The next step is actually building out this community that is out there. The physical event may only happen once a year but what happens the rest of the year? I think we will see a lot more ‘’clubs’’ online, spaces where people meet and exchange ideas.

How do you figure out which components should be virtual and which components should be in-person?

One thought you have to forget about is the idea that you can replicate the live event experience online. You cannot do this. I think the first thing is to understand that online is a completely different experience for the different people involved.

For a delegate it is a trip away from the office, a chance to escape

For a sponsor it is a way to connect to potential clients

For an organizer it can be a number of things – a way to make money.
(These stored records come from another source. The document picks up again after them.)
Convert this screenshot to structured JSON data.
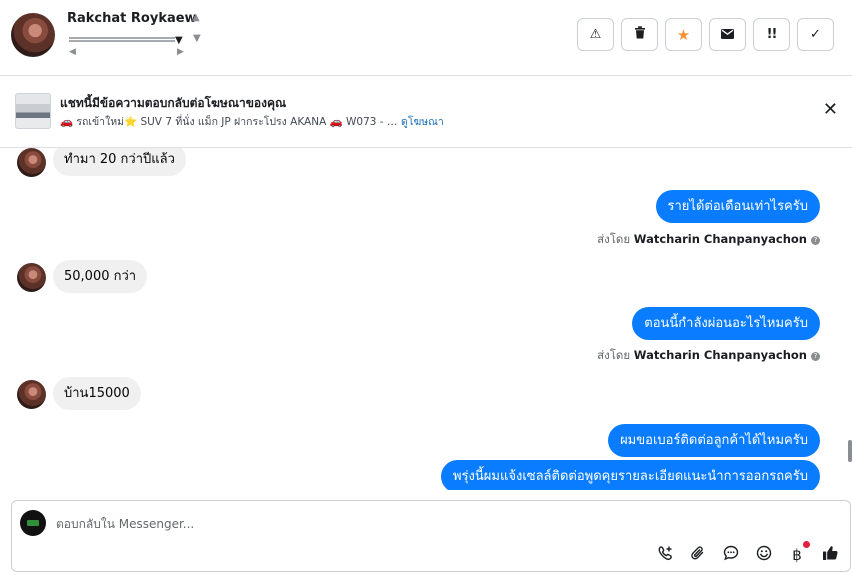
{
  "header": {
    "contact_name": "Rakchat Roykaew",
    "actions": [
      {
        "name": "report-button",
        "icon": "warning-icon",
        "glyph": "⚠"
      },
      {
        "name": "delete-button",
        "icon": "trash-icon",
        "glyph": "🗑"
      },
      {
        "name": "star-button",
        "icon": "star-icon",
        "glyph": "★"
      },
      {
        "name": "mark-unread-button",
        "icon": "envelope-icon",
        "glyph": "✉"
      },
      {
        "name": "follow-up-button",
        "icon": "follow-up-icon",
        "glyph": "!!"
      },
      {
        "name": "mark-done-button",
        "icon": "check-icon",
        "glyph": "✓"
      }
    ],
    "star_color": "#f7923b"
  },
  "ad_banner": {
    "title": "แชทนี้มีข้อความตอบกลับต่อโฆษณาของคุณ",
    "subtitle": "🚗 รถเข้าใหม่⭐ SUV 7 ที่นั่ง แม็ก JP ฝากระโปรง AKANA 🚗 W073 - Paj...",
    "link": "ดูโฆษณา",
    "close_glyph": "✕"
  },
  "messages": [
    {
      "direction": "in",
      "text": "ทำมา 20 กว่าปีแล้ว"
    },
    {
      "direction": "out",
      "text": "รายได้ต่อเดือนเท่าไรครับ",
      "sent_by_prefix": "ส่งโดย",
      "sent_by": "Watcharin Chanpanyachon"
    },
    {
      "direction": "in",
      "text": "50,000 กว่า"
    },
    {
      "direction": "out",
      "text": "ตอนนี้กำลังผ่อนอะไรไหมครับ",
      "sent_by_prefix": "ส่งโดย",
      "sent_by": "Watcharin Chanpanyachon"
    },
    {
      "direction": "in",
      "text": "บ้าน15000"
    },
    {
      "direction": "out",
      "text": "ผมขอเบอร์ติดต่อลูกค้าได้ไหมครับ"
    },
    {
      "direction": "out",
      "text": "พรุ่งนี้ผมแจ้งเซลล์ติดต่อพูดคุยรายละเอียดแนะนำการออกรถครับ"
    }
  ],
  "composer": {
    "placeholder": "ตอบกลับใน Messenger...",
    "tools": [
      {
        "name": "call-button",
        "icon": "phone-plus-icon",
        "glyph": "✆"
      },
      {
        "name": "attach-button",
        "icon": "paperclip-icon",
        "glyph": "📎"
      },
      {
        "name": "saved-replies-button",
        "icon": "chat-bubble-icon",
        "glyph": "💬"
      },
      {
        "name": "emoji-button",
        "icon": "smiley-icon",
        "glyph": "☺"
      },
      {
        "name": "payment-button",
        "icon": "baht-icon",
        "glyph": "฿"
      },
      {
        "name": "like-button",
        "icon": "thumbs-up-icon",
        "glyph": "👍"
      }
    ]
  },
  "colors": {
    "outgoing_bubble": "#0a7cff",
    "incoming_bubble": "#f0f0f0",
    "link": "#1d6fb8"
  }
}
It makes sense to bring a community together online, but you have to really experiment to find out what works. Nobody thinks: hey, there is a sponsor section on the event website, let’s click on all the online stands. Nobody thinks: great, three days of non stop video watching, let’s go. And if you want to be more than a TV channel in a specific niche (nothing wrong with that) you want to do something that truly engages people. The best events are really focused on the interests of a community and involve them in surprising ways. I see a lot of online events that are nothing more than a series of videos plus a chat channel. Where is the surprise?

Are hybrid events more or less cost effective?

That really depends on the business model. In my experience, hybrid events are usually more expensive than the organisers anticipated.

What do you think audiences want in the coming months and years? Do you think there Is there a strong audience for hybrid events?

Yes, I think there is a strong audience for online events – and also for hybrid events. There is a new space opening up somewhere between the world of private online video meetings on the one hand and the world of professional online events that look like television-with-a-chat-channel on the other. I think ‘’digital first’’ events will be the driving force here.